Before detailing how Alberta has gone from ballooning surpluses to massive deficits, in part due to spending, let’s examine the assertion that drops in revenue caused Alberta’s red ink. To do that, take a look Alberta’s most recent boom years, arguably in the middle part of the last decade.
Back in 2005/06, resource revenues flowing into Alberta’s provincial coffers hit a peak of $17.1 billion. As of the budget estimate for this current year (2012/13), such revenues will be $11.2 billion (all figures adjusted for inflation to 2012 dollars). That figure may sink lower if recent emanations from the provincial government are correct.
So did the decline in resource revenues affect the province’s ability to balance the budget? Yes.
But now let’s take a look at the other side of the ledger, the spending side. The public should know that much of what governments spend goes to programs (roughly 85 per cent in Alberta) and much of that is spent on public-sector compensation.
Alberta does not estimate how much of its total budget ends up in the form of wages and benefits for the broad public sector.
Last year, however, the Ontario Commission on Reform of Public Finances said that half of Ontario’s budget is spent on wages and benefits in the overall public sector. It is reasonable to assume other provinces incur similar, proportionate costs.
So how has Alberta done on keeping program spending (and thus compensation costs) in check? Not very well.
Let’s compare from 2005 forward, the boom years, at which point per capita program spending was already significantly up from the mid-1990s lows.

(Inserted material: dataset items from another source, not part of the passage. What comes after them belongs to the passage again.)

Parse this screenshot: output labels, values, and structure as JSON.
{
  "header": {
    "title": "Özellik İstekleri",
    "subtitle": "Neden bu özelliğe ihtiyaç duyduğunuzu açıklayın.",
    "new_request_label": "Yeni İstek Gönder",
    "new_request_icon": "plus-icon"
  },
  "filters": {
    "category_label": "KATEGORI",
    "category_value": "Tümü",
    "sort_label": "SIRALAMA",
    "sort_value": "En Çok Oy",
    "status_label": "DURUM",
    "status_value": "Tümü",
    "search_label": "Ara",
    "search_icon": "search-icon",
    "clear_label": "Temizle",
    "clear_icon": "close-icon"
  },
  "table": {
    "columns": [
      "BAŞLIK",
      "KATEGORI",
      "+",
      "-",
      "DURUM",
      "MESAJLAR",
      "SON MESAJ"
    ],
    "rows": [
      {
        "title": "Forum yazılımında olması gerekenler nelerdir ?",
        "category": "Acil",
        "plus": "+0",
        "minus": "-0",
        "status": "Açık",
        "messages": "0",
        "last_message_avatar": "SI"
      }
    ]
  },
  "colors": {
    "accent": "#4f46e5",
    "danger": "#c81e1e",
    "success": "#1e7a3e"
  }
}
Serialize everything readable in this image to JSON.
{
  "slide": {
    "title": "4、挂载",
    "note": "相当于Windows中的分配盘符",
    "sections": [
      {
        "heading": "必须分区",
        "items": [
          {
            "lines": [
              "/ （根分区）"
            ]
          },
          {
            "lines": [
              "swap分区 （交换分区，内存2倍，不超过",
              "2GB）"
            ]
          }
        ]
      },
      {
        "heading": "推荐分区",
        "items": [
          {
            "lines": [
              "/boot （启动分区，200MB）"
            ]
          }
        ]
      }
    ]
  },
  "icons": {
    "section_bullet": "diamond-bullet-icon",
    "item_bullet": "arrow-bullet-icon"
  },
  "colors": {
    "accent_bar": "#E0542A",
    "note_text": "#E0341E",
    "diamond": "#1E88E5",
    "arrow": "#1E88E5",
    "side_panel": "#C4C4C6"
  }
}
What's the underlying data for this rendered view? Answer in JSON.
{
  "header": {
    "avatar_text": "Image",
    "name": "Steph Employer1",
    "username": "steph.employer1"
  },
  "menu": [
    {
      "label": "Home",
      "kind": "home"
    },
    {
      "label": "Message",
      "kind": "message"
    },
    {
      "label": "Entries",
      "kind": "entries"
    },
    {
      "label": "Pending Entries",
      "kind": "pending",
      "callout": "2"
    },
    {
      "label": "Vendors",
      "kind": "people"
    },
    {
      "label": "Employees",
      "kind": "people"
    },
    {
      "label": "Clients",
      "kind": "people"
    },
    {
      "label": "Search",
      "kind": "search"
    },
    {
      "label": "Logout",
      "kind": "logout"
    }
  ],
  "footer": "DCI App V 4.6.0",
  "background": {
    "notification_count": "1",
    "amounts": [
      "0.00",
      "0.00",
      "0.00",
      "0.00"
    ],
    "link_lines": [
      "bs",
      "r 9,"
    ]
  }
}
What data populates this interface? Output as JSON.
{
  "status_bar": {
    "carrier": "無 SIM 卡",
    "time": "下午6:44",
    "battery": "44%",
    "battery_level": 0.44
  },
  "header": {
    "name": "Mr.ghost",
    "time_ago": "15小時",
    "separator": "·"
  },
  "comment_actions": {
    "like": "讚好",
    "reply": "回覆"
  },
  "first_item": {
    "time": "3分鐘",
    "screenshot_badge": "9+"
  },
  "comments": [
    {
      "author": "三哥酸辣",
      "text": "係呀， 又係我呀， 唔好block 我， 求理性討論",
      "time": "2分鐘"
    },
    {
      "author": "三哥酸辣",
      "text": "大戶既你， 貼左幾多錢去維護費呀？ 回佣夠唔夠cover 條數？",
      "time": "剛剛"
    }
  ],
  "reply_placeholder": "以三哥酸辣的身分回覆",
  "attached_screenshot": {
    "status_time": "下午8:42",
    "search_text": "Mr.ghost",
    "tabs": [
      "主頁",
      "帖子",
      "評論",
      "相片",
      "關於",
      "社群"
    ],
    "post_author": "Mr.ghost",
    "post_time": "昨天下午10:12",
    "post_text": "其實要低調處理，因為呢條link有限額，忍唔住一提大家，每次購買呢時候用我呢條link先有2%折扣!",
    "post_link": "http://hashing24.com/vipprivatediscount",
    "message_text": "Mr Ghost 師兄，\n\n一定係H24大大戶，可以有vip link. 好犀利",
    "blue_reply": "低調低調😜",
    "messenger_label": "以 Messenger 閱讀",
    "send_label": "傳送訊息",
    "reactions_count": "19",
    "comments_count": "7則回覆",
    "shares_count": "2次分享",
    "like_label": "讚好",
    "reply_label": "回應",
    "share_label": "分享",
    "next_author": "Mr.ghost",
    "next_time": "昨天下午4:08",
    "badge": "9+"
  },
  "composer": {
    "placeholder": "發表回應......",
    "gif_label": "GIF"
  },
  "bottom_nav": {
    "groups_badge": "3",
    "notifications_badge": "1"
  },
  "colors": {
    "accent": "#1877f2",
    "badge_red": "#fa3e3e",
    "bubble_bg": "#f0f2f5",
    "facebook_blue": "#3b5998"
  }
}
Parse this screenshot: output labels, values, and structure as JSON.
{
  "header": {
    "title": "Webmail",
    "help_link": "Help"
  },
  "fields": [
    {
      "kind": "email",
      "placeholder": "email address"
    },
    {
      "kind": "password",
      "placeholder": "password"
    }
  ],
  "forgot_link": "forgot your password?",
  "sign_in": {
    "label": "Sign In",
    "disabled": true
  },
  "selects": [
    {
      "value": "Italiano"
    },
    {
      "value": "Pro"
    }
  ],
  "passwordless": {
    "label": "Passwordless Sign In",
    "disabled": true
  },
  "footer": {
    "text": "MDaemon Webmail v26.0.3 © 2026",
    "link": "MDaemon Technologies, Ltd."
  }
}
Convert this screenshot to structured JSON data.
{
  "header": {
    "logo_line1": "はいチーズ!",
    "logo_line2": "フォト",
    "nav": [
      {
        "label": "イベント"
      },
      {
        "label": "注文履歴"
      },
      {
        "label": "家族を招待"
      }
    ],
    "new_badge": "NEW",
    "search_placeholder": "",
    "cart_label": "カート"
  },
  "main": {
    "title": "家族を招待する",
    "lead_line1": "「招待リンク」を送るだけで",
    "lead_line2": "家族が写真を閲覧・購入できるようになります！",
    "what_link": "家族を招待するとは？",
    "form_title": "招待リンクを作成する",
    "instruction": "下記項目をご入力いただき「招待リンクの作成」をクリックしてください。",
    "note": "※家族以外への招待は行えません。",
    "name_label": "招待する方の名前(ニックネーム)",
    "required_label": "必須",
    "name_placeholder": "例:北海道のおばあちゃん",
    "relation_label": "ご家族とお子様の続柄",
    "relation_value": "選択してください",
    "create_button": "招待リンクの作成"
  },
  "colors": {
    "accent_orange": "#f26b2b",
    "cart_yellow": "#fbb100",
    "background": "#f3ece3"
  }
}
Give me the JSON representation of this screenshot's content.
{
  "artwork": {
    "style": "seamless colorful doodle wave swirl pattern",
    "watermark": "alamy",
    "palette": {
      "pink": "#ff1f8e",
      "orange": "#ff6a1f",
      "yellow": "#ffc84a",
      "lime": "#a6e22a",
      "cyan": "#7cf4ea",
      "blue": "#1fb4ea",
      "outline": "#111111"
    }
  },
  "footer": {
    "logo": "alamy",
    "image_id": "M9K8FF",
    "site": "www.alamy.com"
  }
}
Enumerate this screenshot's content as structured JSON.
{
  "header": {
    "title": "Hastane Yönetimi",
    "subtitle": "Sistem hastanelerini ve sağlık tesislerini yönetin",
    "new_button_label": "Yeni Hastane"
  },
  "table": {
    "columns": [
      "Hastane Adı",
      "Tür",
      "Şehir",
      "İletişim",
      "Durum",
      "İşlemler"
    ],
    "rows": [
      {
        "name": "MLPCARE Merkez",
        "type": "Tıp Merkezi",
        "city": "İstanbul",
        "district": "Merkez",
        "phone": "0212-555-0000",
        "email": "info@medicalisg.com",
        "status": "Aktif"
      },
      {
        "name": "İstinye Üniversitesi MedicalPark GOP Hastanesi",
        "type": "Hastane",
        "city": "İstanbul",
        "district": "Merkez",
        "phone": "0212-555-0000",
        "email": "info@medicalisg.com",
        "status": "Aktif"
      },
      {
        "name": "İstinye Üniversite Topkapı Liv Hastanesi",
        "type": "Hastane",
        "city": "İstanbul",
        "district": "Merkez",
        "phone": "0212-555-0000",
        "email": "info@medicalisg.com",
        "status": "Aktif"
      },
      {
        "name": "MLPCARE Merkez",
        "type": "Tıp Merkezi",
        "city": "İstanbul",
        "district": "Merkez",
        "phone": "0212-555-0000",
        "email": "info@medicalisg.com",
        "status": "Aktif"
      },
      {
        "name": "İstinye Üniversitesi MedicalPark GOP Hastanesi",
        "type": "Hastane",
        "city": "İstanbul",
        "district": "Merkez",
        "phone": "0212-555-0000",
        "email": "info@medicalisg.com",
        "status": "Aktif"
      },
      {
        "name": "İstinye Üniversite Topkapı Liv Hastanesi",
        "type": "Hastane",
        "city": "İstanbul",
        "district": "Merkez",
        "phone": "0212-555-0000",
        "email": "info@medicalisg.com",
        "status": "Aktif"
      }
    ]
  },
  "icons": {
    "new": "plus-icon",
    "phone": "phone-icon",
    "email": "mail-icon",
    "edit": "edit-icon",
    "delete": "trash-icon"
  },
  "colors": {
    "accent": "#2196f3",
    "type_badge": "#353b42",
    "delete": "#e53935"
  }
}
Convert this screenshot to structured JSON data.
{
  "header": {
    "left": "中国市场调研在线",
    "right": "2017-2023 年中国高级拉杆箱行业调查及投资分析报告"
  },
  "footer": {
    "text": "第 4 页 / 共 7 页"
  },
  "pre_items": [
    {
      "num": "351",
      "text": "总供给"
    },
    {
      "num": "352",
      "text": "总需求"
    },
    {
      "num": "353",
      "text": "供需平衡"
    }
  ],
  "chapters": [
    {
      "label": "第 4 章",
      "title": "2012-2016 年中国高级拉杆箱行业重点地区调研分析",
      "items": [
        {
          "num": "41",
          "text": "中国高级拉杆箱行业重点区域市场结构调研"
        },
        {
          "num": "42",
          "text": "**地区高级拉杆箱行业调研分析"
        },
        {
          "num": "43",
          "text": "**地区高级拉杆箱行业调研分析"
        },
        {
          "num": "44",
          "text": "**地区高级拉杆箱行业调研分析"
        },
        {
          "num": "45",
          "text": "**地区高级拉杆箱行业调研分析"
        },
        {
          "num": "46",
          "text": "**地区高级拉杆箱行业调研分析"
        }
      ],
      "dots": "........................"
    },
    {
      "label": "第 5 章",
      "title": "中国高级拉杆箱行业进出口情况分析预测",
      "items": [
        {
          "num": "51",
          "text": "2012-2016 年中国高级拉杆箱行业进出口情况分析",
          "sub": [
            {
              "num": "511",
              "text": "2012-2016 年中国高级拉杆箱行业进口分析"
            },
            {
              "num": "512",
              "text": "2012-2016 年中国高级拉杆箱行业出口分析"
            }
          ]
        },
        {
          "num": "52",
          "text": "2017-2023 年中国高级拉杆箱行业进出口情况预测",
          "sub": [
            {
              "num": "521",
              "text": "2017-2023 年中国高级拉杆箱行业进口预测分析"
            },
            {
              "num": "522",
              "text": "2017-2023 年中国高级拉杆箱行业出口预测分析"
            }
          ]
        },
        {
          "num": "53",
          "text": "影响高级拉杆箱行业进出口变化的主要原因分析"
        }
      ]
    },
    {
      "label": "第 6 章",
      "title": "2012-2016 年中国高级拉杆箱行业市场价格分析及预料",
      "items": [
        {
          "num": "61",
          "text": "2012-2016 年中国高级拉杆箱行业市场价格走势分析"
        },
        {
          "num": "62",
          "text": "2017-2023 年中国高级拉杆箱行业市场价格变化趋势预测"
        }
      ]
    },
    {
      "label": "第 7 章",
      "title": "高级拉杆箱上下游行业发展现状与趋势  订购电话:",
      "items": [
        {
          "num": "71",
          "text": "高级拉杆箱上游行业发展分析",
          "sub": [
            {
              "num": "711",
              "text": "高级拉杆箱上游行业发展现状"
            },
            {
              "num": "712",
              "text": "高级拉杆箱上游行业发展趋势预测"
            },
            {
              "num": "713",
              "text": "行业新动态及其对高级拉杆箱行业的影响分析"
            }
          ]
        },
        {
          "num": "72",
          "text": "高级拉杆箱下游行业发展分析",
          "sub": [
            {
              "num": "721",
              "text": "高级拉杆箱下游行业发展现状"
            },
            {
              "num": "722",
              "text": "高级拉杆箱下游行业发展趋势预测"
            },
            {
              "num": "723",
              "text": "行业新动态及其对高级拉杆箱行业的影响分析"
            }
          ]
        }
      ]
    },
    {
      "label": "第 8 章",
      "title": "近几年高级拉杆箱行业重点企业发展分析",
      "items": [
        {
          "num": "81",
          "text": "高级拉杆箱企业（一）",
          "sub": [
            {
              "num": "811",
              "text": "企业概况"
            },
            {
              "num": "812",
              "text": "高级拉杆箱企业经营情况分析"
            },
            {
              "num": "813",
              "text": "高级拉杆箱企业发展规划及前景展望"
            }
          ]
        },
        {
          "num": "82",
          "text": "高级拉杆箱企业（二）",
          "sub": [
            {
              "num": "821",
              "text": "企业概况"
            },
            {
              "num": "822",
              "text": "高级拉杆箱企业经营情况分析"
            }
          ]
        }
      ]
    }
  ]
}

Back in 2005, the Alberta government spent $9,594 per person on programs. By the current year, that jumped to $10,526 per capita, almost a 10 per cent rise in real per capita terms (and again, adjusted for inflation).
What Alberta did over the past eight years was akin to someone who assumes a large Christmas bonus given in one or two years will reappear every year — and then buys an expensive house with permanently higher mortgage payments. That’s exactly what Alberta’s government did when it committed to ever-higher program spending in the boom years.
Now consider this simple question: How would Alberta’s finances look now, even with the revenue decline, if the province had increased program spending since 2005, but in line with inflation and population growth? Crunch those numbers and you find that Alberta spent an extra $22.1 billion beyond that parameter.
Had the province stuck to inflation plus population growth increases since 2005, Alberta would have enjoyed surplus budgets, including during the recession and in this present fiscal year. Instead, the province has recorded five straight deficits and is heading for its sixth deficit year.
Part of the problem has been the generous collective agreements the province has signed.
For example, in 2007, the province signed a five-year deal with the teachers’ union that provided for raises over that period that were double the rate of inflation, even though Alberta’s teachers were already the best-paid in the country. The province also took over billions in unfunded liabilities in the Teachers’ Pension Plan that had previously been the responsibility of teachers.
Both very generous gestures, to be sure, but very costly deals for taxpayers.
Recessions and economic cycles are inevitable, as it the inevitability that provincial revenues, in any province, will occasionally drop. The critical question is whether a government is prudent enough in advance to avoid overstretching itself on the program spending side of the ledger.
In Alberta’s case, the answer was "no." Alberta’s red ink experience should serve as a warning to the rest of the country: Watch your collective agreements with the public sector. They can come back to haunt you.
Mark Milke is director of Alberta policy at the Fraser Institute and author of Alberta’s $22-Billion Lost Opportunity: How Spending beyond Inflation + Population Created Alberta’s Red Ink.